A Certain Knowledge Modeling Experiments
An exploration of self-hosting Wikibase-like app as a sandbox for experimenting with knowledge representation beyond Wikidata's current data model.
After receiving tons of harassment, I decided to delete my main Wikipedia account.
At the time, I was busy translating Wikimedia Tech News. One day, one of the entries mentioned that they were improving the Special:GlobalVanishRequest page. My immediate reaction while translating it was, “Wait... you can request euthanasia on Wikimedia? That’s really cool...”
Because I had had enough, I decided to request my own end.
As it turned out, I didn’t completely vanish. My account was simply renamed, while my old username became free to claim.
I immediately realized that this could become a problem. Someone else could quickly register that username and impersonate me. I didn’t want to deal with even more trouble, so I quickly re-registered the old username to prevent anyone else from claiming it.
After that, I stepped away from the Wikimedia movement for a long, long time.
Then I quietly made a comeback.
This time, I chose Wikidata as my home wiki.
Two years later, if you open Special:CentralAuth, enter my username, and sort the list of local accounts by edit count, Wikidata still appears at the very top.
That basically means I’ve minimized my interaction with the local wikis where my enemies reside.
I thought I was finally free from harassment on Wikidata.
Turns out, I still receive it occasionally.
This time, the source of the conflict was different. Wikidata’s current set of properties isn’t sufficient to properly model knowledge in certain domains. I tried to improve the situation by proposing changes, but some people didn’t like the direction I was taking.
That got me thinking.
What if I deployed something similar to Wikibase on my own server, where I had full control? I could freely experiment with knowledge models that are difficult or impossible to express using Wikidata’s existing properties, while still linking my local items to their corresponding Wikidata items whenever appropriate.
After weeks of experimentation, here are my initial findings.
First, I really like Wikidata’s “significant person,” “significant event,” “significant work,” and “significant place” properties.
They’re surprisingly flexible. Whenever you can’t find the perfect property, you can often fall back to one of them because they’re so general-purpose. In many cases, you don’t even need to specify why something is significant.
So I generalized the idea even further and created a single property: P7: significant item.
Second, Wikidata has multilingual descriptions. These are short sentences that describe an item in a particular language, but they’re stored separately from the item’s statements.
That made me wonder: what’s stopping me from treating descriptions as statements instead?
Third, this one is admittedly a bit lazy.
I realized I could simply dump entire paragraphs into a P12: note property.
Now I can attach paragraphs upon paragraphs of information directly to an item’s statements.
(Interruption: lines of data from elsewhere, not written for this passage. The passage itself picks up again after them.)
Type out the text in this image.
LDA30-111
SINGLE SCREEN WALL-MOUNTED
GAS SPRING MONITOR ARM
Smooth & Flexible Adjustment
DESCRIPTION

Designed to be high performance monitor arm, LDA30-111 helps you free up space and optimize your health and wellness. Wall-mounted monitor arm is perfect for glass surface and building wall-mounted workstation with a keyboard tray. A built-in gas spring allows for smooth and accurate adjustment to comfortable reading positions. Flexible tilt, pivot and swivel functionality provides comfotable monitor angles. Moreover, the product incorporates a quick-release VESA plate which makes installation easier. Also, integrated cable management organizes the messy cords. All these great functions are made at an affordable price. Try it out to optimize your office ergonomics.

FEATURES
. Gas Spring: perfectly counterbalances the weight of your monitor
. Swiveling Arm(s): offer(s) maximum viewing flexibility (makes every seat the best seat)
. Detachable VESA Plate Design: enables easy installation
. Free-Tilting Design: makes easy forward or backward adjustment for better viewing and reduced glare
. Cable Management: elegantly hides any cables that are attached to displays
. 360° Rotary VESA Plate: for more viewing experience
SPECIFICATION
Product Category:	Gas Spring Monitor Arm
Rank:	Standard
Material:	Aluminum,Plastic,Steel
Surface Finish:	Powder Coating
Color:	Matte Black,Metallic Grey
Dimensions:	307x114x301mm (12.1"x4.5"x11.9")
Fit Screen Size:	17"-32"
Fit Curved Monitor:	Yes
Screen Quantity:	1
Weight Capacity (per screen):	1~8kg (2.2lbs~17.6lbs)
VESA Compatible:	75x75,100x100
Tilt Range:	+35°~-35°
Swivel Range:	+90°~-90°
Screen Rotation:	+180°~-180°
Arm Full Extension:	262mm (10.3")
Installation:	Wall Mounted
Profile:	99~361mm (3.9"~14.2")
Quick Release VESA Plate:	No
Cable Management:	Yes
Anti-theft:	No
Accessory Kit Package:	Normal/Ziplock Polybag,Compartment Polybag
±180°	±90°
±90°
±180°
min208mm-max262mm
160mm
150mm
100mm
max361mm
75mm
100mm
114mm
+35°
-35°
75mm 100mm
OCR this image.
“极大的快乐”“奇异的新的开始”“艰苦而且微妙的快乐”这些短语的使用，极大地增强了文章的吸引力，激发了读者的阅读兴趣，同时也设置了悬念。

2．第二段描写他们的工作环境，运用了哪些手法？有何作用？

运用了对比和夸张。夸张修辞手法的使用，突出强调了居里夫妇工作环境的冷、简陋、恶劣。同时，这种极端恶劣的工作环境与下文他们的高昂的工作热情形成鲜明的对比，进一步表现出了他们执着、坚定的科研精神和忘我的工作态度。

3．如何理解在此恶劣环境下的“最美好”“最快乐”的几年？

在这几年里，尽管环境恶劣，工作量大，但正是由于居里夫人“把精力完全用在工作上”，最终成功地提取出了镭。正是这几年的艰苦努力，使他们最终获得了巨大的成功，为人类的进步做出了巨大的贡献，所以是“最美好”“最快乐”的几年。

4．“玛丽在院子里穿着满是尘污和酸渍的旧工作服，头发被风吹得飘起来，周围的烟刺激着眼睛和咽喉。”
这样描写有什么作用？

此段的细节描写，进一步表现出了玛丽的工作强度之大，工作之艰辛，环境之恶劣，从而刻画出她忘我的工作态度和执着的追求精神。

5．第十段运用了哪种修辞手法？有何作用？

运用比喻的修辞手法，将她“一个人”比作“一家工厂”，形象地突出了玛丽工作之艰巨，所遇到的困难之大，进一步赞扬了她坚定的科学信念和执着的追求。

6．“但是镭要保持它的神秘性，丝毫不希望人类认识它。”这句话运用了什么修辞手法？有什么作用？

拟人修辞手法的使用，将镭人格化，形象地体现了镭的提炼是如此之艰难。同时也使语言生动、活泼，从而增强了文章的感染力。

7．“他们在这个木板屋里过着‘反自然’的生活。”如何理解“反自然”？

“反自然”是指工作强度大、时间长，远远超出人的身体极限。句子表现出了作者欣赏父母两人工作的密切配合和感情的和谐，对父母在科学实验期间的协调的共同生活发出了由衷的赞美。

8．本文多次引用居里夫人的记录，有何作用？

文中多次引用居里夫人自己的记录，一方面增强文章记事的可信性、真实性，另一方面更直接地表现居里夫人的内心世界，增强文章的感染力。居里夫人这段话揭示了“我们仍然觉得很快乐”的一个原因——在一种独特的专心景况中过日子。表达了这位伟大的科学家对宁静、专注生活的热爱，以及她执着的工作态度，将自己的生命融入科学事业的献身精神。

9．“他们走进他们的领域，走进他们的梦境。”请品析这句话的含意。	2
The result is this strange hybrid that sits somewhere between a Wikidata item page and a Wikipedia article.
Surprisingly, I really like it.
Fourth, this stems from a hypothesis I’ve developed after years of editing Wikidata.
I think “ordering” is actually far more important than we tend to realize.
A surprising amount of implicit knowledge can be conveyed simply by the order of items and statements. The first item listed may indicate greater importance, or it could also imply chronological order, or something else entirely.
We don’t always have to make the reasoning explicit. Instead, we can let the reader or data consumer infer the meaning behind the apparent order.
I think I relied heavily on this same hypothesis in my previous essay about Wikidata.
In Wikidata, you can reorder the values listed within a statement. This isn’t supported natively, but it can be done using a special gadget. I used that feature extensively whenever I edited Wikidata.
However, I still don’t know of a way to reorder the statements themselves.
So, in my sandbox, I decided that statement and item ordering should be treated as a first-class feature. Users can freely reorder both items and statements with simple drag-and-drop interactions.